Ouviu passos e depois a porta se abriu, era seu avô.

Finalmente acordou, disse Zachary.
Quanto tempo eu fiquei desacordado? – perguntou Mark.
Não muito tempo, dois dias apenas.
A Katherine ela esta bem?
Sim, não se preocupe, ela achou seu celular na mochila e me ligou, eu fui buscá-los no cemitério.
Ela te contou também tudo que aconteceu?
Como você me desobedeceu e foi sozinho tentar exorcizar um demônio que não conhecia, como se arriscou selando o demônio no próprio corpo, é acho que ela disse tudo.
Bem, isso me poupa tempo então, espero que tenha dado a bronca enquanto eu estava desmaiado.
Isso não é engraçado Mark, droga onde você estava com a cabeça, não aprendeu nada com tudo que aconteceu? Acha que pode resolver tudo sozinho?
Você devia saber melhor do que ninguém isso não é engraçado para mim, não é um maldito jogo, eu tinha um plano, mas o demônio me pegou no começou, o desgraçado conhecia meu ponto fraco, eu cheguei a pensar que estava tudo perdido, quase me entreguei, mas quando vi que a Katherine também estava lá, não sei explicar mais, eu tinha que fazer alguma coisa, não podia deixar outra pessoa se perder por minha culpa.

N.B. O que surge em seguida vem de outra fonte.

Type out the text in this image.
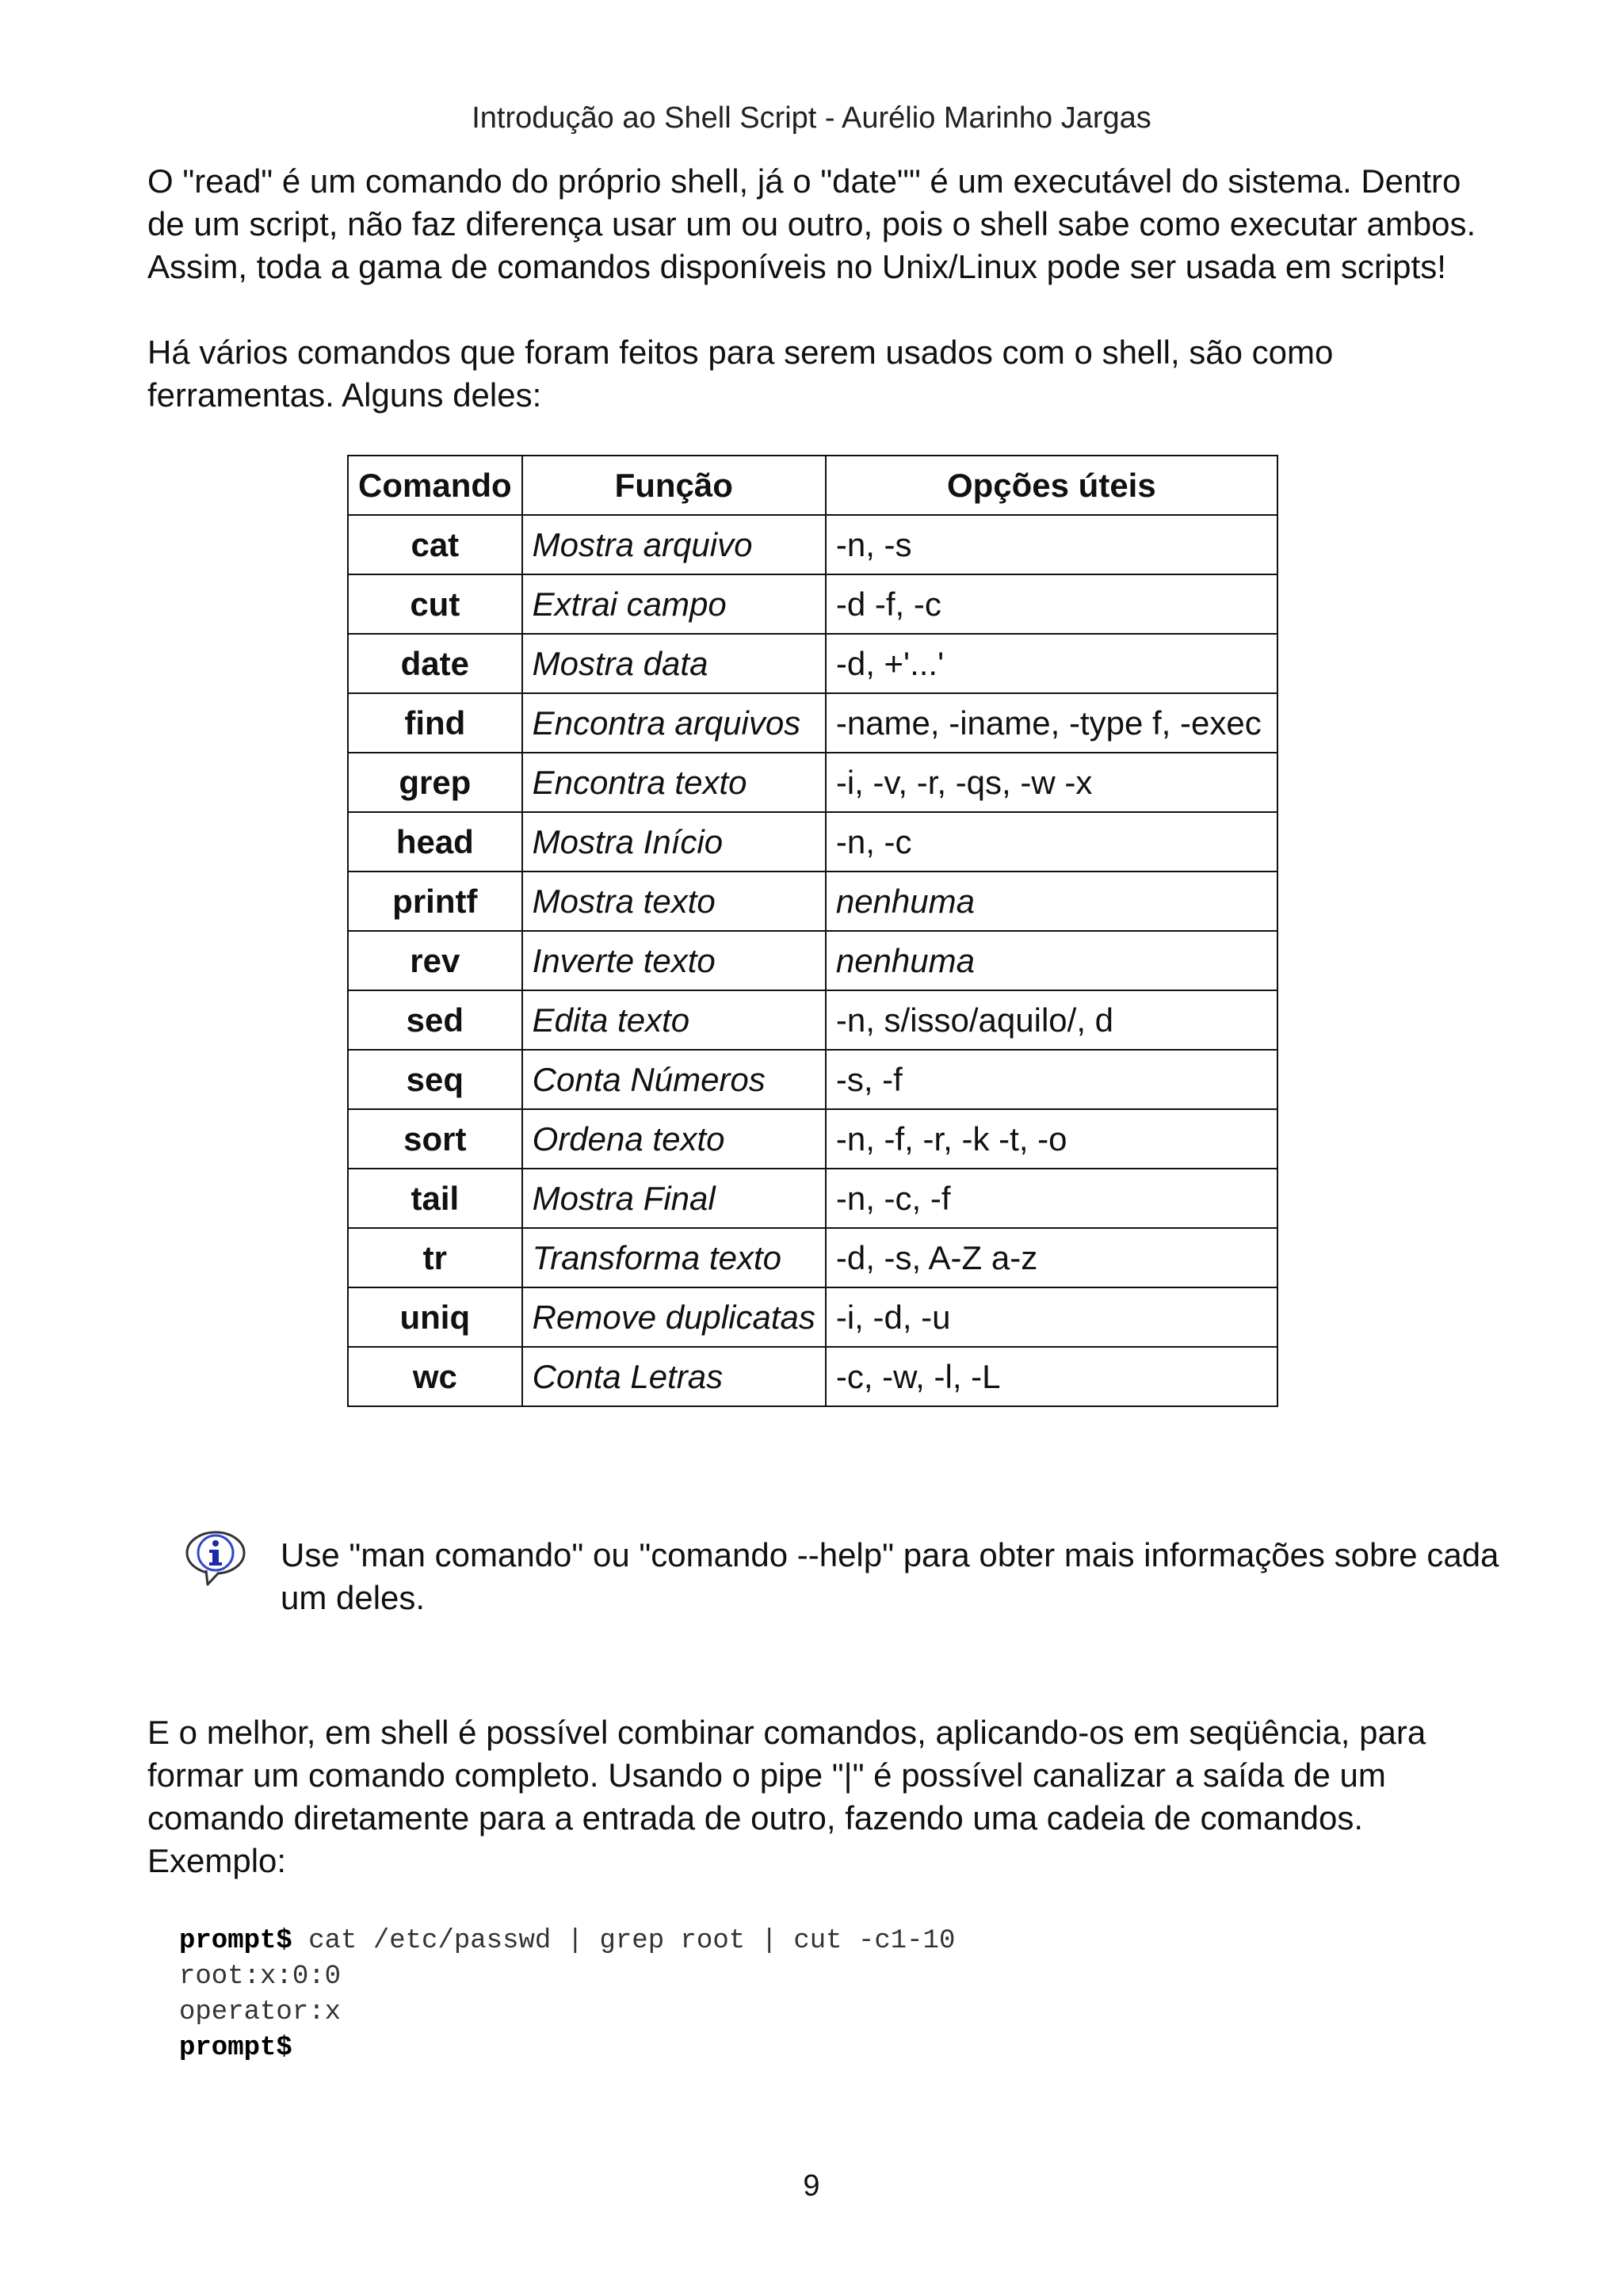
Introdução ao Shell Script - Aurélio Marinho Jargas

O "read" é um comando do próprio shell, já o "date"" é um executável do sistema. Dentro de um script, não faz diferença usar um ou outro, pois o shell sabe como executar ambos. Assim, toda a gama de comandos disponíveis no Unix/Linux pode ser usada em scripts!

Há vários comandos que foram feitos para serem usados com o shell, são como ferramentas. Alguns deles:

Comando	Função	Opções úteis
cat	Mostra arquivo	-n, -s
cut	Extrai campo	-d -f, -c
date	Mostra data	-d, +'...'
find	Encontra arquivos	-name, -iname, -type f, -exec
grep	Encontra texto	-i, -v, -r, -qs, -w -x
head	Mostra Início	-n, -c
printf	Mostra texto	nenhuma
rev	Inverte texto	nenhuma
sed	Edita texto	-n, s/isso/aquilo/, d
seq	Conta Números	-s, -f
sort	Ordena texto	-n, -f, -r, -k -t, -o
tail	Mostra Final	-n, -c, -f
tr	Transforma texto	-d, -s, A-Z a-z
uniq	Remove duplicatas	-i, -d, -u
wc	Conta Letras	-c, -w, -l, -L

Use "man comando" ou "comando --help" para obter mais informações sobre cada um deles.

E o melhor, em shell é possível combinar comandos, aplicando-os em seqüência, para formar um comando completo. Usando o pipe "|" é possível canalizar a saída de um comando diretamente para a entrada de outro, fazendo uma cadeia de comandos. Exemplo:

prompt$ cat /etc/passwd | grep root | cut -c1-10
root:x:0:0
operator:x
prompt$
9
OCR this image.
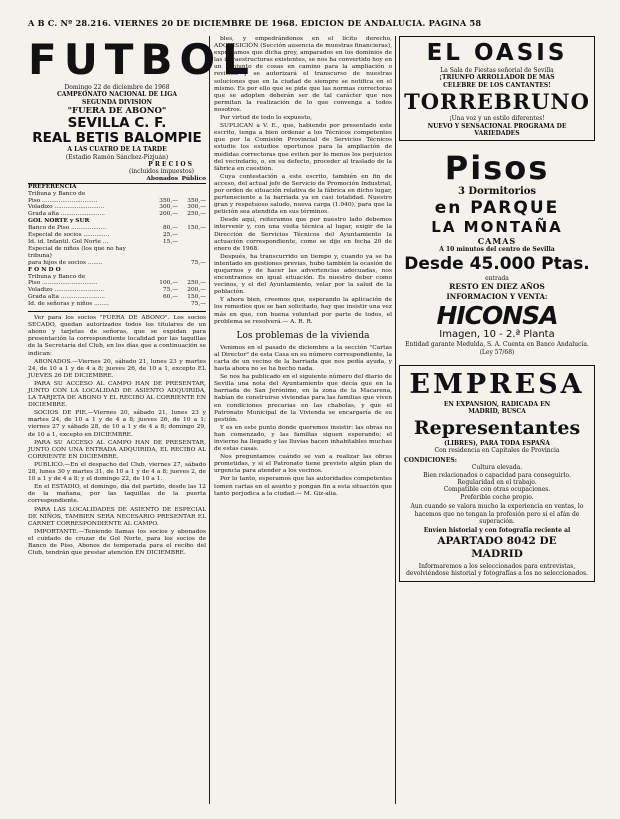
A B C. Nº 28.216. VIERNES 20 DE DICIEMBRE DE 1968. EDICION DE ANDALUCIA. PAGINA 58
FUTBOL
Domingo 22 de diciembre de 1968
CAMPEONATO NACIONAL DE LIGA
SEGUNDA DIVISION
"FUERA DE ABONO"
SEVILLA C. F.
REAL BETIS BALOMPIE
A LAS CUATRO DE LA TARDE
(Estadio Ramón Sánchez-Pizjuán)
P R E C I O S
(incluidos impuestos)
	Abonados	Público
PREFERENCIA		
Tribuna y Banco de		
Piso ..............................	350,—	350,—
Voladizo ...........................	300,—	300,—
Grada alta ........................	200,—	250,—
GOL NORTE y SUR		
Banco de Piso ...................	80,—	150,—
Especial de socios ..............	25,—	
Id. id. Infantil. Gol Norte ...	15,—	
Especial de niños (los que no hay tribuna)		
para hijos de socios ........		75,—
F O N D O		
Tribuna y Banco de		
Piso ..............................	100,—	250,—
Voladizo ...........................	75,—	200,—
Grada alta ........................	60,—	150,—
Id. de señoras y niños ........		75,—

Ver para los socios "FUERA DE ABONO". Los socios SECADO, quedan autorizados todos los titulares de un abono y tarjetas de señoras, que se expidan para presentación la correspondiente localidad por las taquillas de la Secretaría del Club, en los días que a continuación se indican:

ABONADOS.—Viernes 20, sábado 21, lunes 23 y martes 24, de 10 a 1 y de 4 a 8; jueves 26, de 10 a 1, excepto EL JUEVES 26 DE DICIEMBRE.

PARA SU ACCESO AL CAMPO HAN DE PRESENTAR, JUNTO CON LA LOCALIDAD DE ASIENTO ADQUIRIDA, LA TARJETA DE ABONO Y EL RECIBO AL CORRIENTE EN DICIEMBRE.

SOCIOS DE PIE.—Viernes 20, sábado 21, lunes 23 y martes 24, de 10 a 1 y de 4 a 8; jueves 26, de 10 a 1; viernes 27 y sábado 28, de 10 a 1 y de 4 a 8; domingo 29, de 10 a 1, excepto en DICIEMBRE.

PARA SU ACCESO AL CAMPO HAN DE PRESENTAR, JUNTO CON UNA ENTRADA ADQUIRIDA, EL RECIBO AL CORRIENTE EN DICIEMBRE.

PUBLICO.—En el despacho del Club, viernes 27, sábado 28, lunes 30 y martes 31, de 10 a 1 y de 4 a 8; jueves 2, de 10 a 1 y de 4 a 8; y el domingo 22, de 10 a 1.

En el ESTADIO, el domingo, día del partido, desde las 12 de la mañana, por las taquillas de la puerta correspondiente.

PARA LAS LOCALIDADES DE ASIENTO DE ESPECIAL DE NIÑOS, TAMBIEN SERA NECESARIO PRESENTAR EL CARNET CORRESPONDIENTE AL CAMPO.

IMPORTANTE.—Teniendo llamas los socios y abonados el cuidado de cruzar de Gol Norte, para los socios de Banco de Piso, Abonos de temporada para el recibo del Club, tendrán que prestar atención EN DICIEMBRE.

bles, y empedrándonos en el lícito derecho, ADQUISICIÓN (Sección ausencia de muestras financieras), expresamos que dicha grey, amparados en los dominios de las infraestructuras existentes, se nos ha convertido hoy en un conjunto de cosas en camino para la ampliación o revisión y se autorizará el transcurso de nuestras soluciones que en la ciudad de siempre se notifica en el mismo. Es por ello que se pide que las normas correctoras que se adopten deberán ser de tal carácter que nos permitan la realización de lo que convenga a todos nosotros.

Por virtud de todo lo expuesto,

SUPLICAN a V. E., que, habiendo por presentado este escrito, tenga a bien ordenar a los Técnicos competentes que por la Comisión Provincial de Servicios Técnicos estudie los estudios oportunos para la ampliación de medidas correctoras que eviten por lo menos los perjuicios del vecindario, o, en su defecto, proceder al traslado de la fábrica en cuestión.

Cuya contestación a este escrito, también en fin de acceso, del actual jefe de Servicio de Promoción Industrial, por orden de situación relativa de la fábrica en dicho lugar, perteneciente a la barriada ya en casi totalidad. Nuestro gran y respetuoso saludo, nueva carga (1.940), para que la petición sea atendida en sus términos.

Desde aquí, reiteramos que por nuestro lado debemos intervenir y, con una visita técnica al lugar, exigir de la Dirección de Servicios Técnicos del Ayuntamiento la actuación correspondiente, como se dijo en fecha 20 de enero de 1968.

Después, ha transcurrido un tiempo y, cuando ya se ha intentado en gestiones previas, hubo también la ocasión de quejarnos y de hacer las advertencias adecuadas, nos encontramos en igual situación. Es nuestro deber como vecinos, y el del Ayuntamiento, velar por la salud de la población.

Y ahora bien, creemos que, esperando la aplicación de los remedios que se han solicitado, hay que insistir una vez más en que, con buena voluntad por parte de todos, el problema se resolverá.— A. R. R.

Los problemas de la vivienda

Venimos en el pasado de diciembre a la sección "Cartas al Director" de esta Casa en su número correspondiente, la carta de un vecino de la barriada que nos pedía ayuda, y hasta ahora no se ha hecho nada.

Se nos ha publicado en el siguiente número del diario de Sevilla una nota del Ayuntamiento que decía que en la barriada de San Jerónimo, en la zona de la Macarena, habían de construirse viviendas para las familias que viven en condiciones precarias en las chabolas, y que el Patronato Municipal de la Vivienda se encargaría de su gestión.

Y es en este punto donde queremos insistir: las obras no han comenzado, y las familias siguen esperando; el invierno ha llegado y las lluvias hacen inhabitables muchas de estas casas.

Nos preguntamos cuándo se van a realizar las obras prometidas, y si el Patronato tiene previsto algún plan de urgencia para atender a los vecinos.

Por lo tanto, esperamos que las autoridades competentes tomen cartas en el asunto y pongan fin a esta situación que tanto perjudica a la ciudad.— M. Giz-alia.

EL OASIS
La Sala de Fiestas señorial de Sevilla
¡TRIUNFO ARROLLADOR DE MAS
CELEBRE DE LOS CANTANTES!
TORREBRUNO
¡Una voz y un estilo diferentes!
NUEVO Y SENSACIONAL PROGRAMA DE VARIEDADES
Pisos
3 Dormitorios
en PARQUE
LA MONTAÑA
CAMAS
A 10 minutos del centro de Sevilla
Desde 45.000 Ptas.
entrada
RESTO EN DIEZ AÑOS
INFORMACION Y VENTA:
HICONSA
Imagen, 10 - 2.ª Planta
Entidad garante Medulda, S. A. Cuenta en Banco Andalucía. (Ley 57/68)
EMPRESA
EN EXPANSION, RADICADA EN
MADRID, BUSCA
Representantes
(LIBRES), PARA TODA ESPAÑA
Con residencia en Capitales de Provincia
CONDICIONES:
Cultura elevada.
Bien relacionados o capacidad para conseguirlo.
Regularidad en el trabajo.
Compatible con otras ocupaciones.
Preferible coche propio.
Aun cuando se valora mucho la experiencia en ventas, lo hacemos que no tengan la profesión pero sí el afán de superación.
Envíen historial y con fotografía reciente al
APARTADO 8042 DE
MADRID
Informaremos a los seleccionados para entrevistas, devolviéndose historial y fotografías a los no seleccionados.
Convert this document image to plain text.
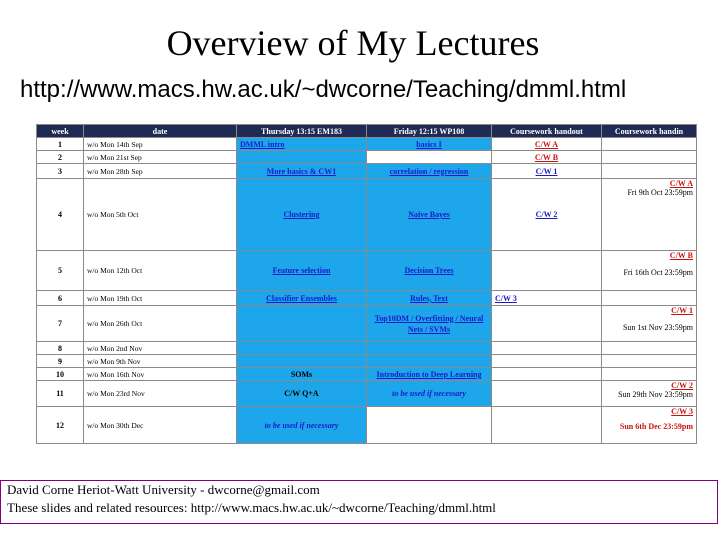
Overview of My Lectures
http://www.macs.hw.ac.uk/~dwcorne/Teaching/dmml.html
week	date	Thursday 13:15 EM183	Friday 12:15 WP108	Coursework handout	Coursework handin
1	w/o Mon 14th Sep	DMML intro	basics I	C/W A	
2	w/o Mon 21st Sep			C/W B	
3	w/o Mon 28th Sep	More basics & CW1	correlation / regression	C/W 1	
4	w/o Mon 5th Oct	Clustering	Naïve Bayes	C/W 2	C/W A
Fri 9th Oct 23:59pm

5	w/o Mon 12th Oct	Feature selection	Decision Trees		C/W B
Fri 16th Oct 23:59pm

6	w/o Mon 19th Oct	Classifier Ensembles	Rules, Text	C/W 3	
7	w/o Mon 26th Oct		Top10DM / Overfitting / Neural Nets / SVMs		C/W 1
Sun 1st Nov 23:59pm

8	w/o Mon 2nd Nov				
9	w/o Mon 9th Nov				
10	w/o Mon 16th Nov	SOMs	Introduction to Deep Learning		
11	w/o Mon 23rd Nov	C/W Q+A	to be used if necessary		C/W 2
Sun 29th Nov 23:59pm

12	w/o Mon 30th Dec	to be used if necessary			C/W 3
Sun 6th Dec 23:59pm
David Corne Heriot-Watt University - dwcorne@gmail.com
These slides and related resources: http://www.macs.hw.ac.uk/~dwcorne/Teaching/dmml.html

Então você tinha um plano?
Sim, e apesar de tudo consegui, primeiro eu fiz a Katherine se abrir, expulsar todos os maus sentimentos de dentro de si, isso enfraqueceu a ligação entre ela e o demônio depois eu comecei um exorcismo, o que o deixou ainda mais perturbado e assustado, eu ainda não tinha certeza se o exorcismo funcionaria sem grande danos a ela, então decidi usar o plano final, o selei dentro da minha alma.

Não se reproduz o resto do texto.